There are various views on what is and what is not "Topology". Even trickier, there are various quite distinct areas of topology. MathWorld introduces topology as follows:

Topology is the mathematical study of the properties that are preserved through deformations, twistings, and stretchings of objects. Tearing, however, is not allowed.

Weisstein, Eric W. "Topology." From MathWorld--A Wolfram Web Resource. http://mathworld.wolfram.com/Topology.html

As far as this goes, everyone can agree to it. But the differences start when trying to formalize what is meant by "deformations, twistings, and stretchings" and what kind of "objects" should be considered.

Analytic topology, often referred to as "general topology" or "point-set topology", takes one of the broadest views on these issues. On the one hand this leads to widely applicable, powerful and, in the author's opinion, elegant results. But this broad view also leads to a rather large number of counterexamples to conjectures, which many mathematicians would like to be true.

A thorough discussion of some of these issues and some excellent introductory material can be found at What is Topology? on the Topology Atlas.

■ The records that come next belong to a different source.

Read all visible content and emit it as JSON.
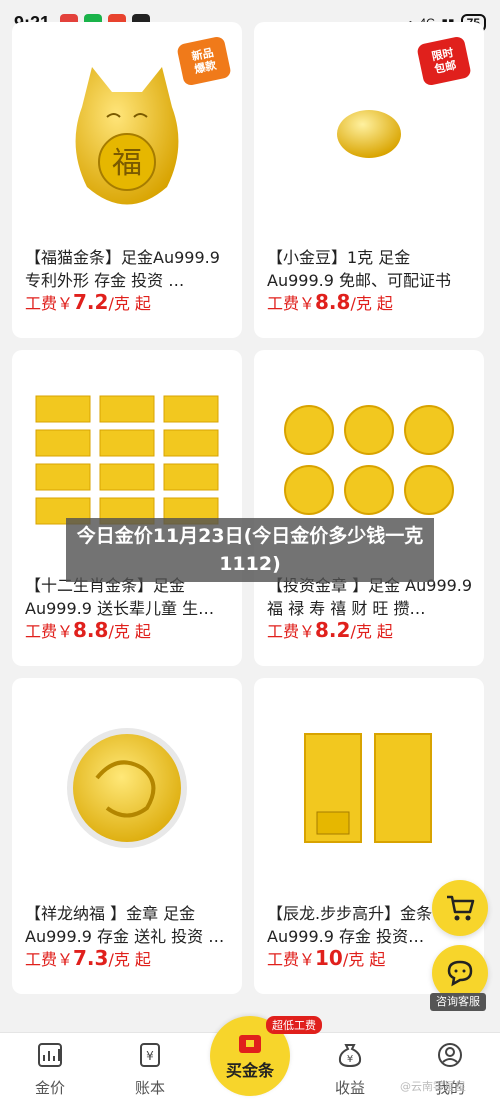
{
  "status": {
    "time": "9:21",
    "network": "4G",
    "battery": "75"
  },
  "products": [
    {
      "title": "【福猫金条】足金Au999.9 专利外形 存金 投资 …",
      "fee_prefix": "工费￥",
      "fee_value": "7.2",
      "fee_suffix": "/克 起",
      "badge": "新品\n爆款",
      "badge_color": "#f07a1a",
      "image": "gold-cat-bar"
    },
    {
      "title": "【小金豆】1克 足金Au999.9 免邮、可配证书",
      "fee_prefix": "工费￥",
      "fee_value": "8.8",
      "fee_suffix": "/克 起",
      "badge": "限时\n包邮",
      "badge_color": "#e0201c",
      "image": "gold-bean"
    },
    {
      "title": "【十二生肖金条】足金 Au999.9 送长辈儿童 生…",
      "fee_prefix": "工费￥",
      "fee_value": "8.8",
      "fee_suffix": "/克 起",
      "image": "zodiac-bars"
    },
    {
      "title": "【投资金章 】足金 Au999.9 福 禄 寿 禧 财 旺 攒…",
      "fee_prefix": "工费￥",
      "fee_value": "8.2",
      "fee_suffix": "/克 起",
      "image": "gold-coins"
    },
    {
      "title": "【祥龙纳福 】金章 足金Au999.9 存金 送礼 投资 …",
      "fee_prefix": "工费￥",
      "fee_value": "7.3",
      "fee_suffix": "/克 起",
      "image": "dragon-coin"
    },
    {
      "title": "【辰龙.步步高升】金条 足金Au999.9 存金 投资…",
      "fee_prefix": "工费￥",
      "fee_value": "10",
      "fee_suffix": "/克 起",
      "image": "dragon-bars"
    }
  ],
  "overlay_title": "今日金价11月23日(今日金价多少钱一克1112)",
  "float": {
    "cart_icon": "cart-icon",
    "service_label": "咨询客服"
  },
  "tabs": [
    {
      "label": "金价",
      "icon": "chart-icon"
    },
    {
      "label": "账本",
      "icon": "ledger-icon"
    },
    {
      "label": "买金条",
      "icon": "gift-icon"
    },
    {
      "label": "收益",
      "icon": "moneybag-icon"
    },
    {
      "label": "我的",
      "icon": "user-icon"
    }
  ],
  "promo_badge": "超低工费",
  "watermark": "@云南零星星"
}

The term 'Topologie' itself was apparently introduced in the mid 18th century. A thorough introduction to the fascinating history of the subject can be found at A history of Topology

Johann Benedict Listing (1802-1882) was the first to use the word topology. Listing's topological ideas were due mainly to Gauss, although Gauss himself chose not to publish any work on topology. Listing wrote a paper in 1847 called Vorstudien zur Topologie although he had already used the word for ten years in correspondence. The 1847 paper is not very important, although he also introduces the idea of a complex, since it is extremely elementary. In 1861 Listing published a much more important paper in which he described the Möbius band (4 years before Möbius) and studied components of surfaces and connectivity.

J J O'Connor and E F Robertson from A history of Topology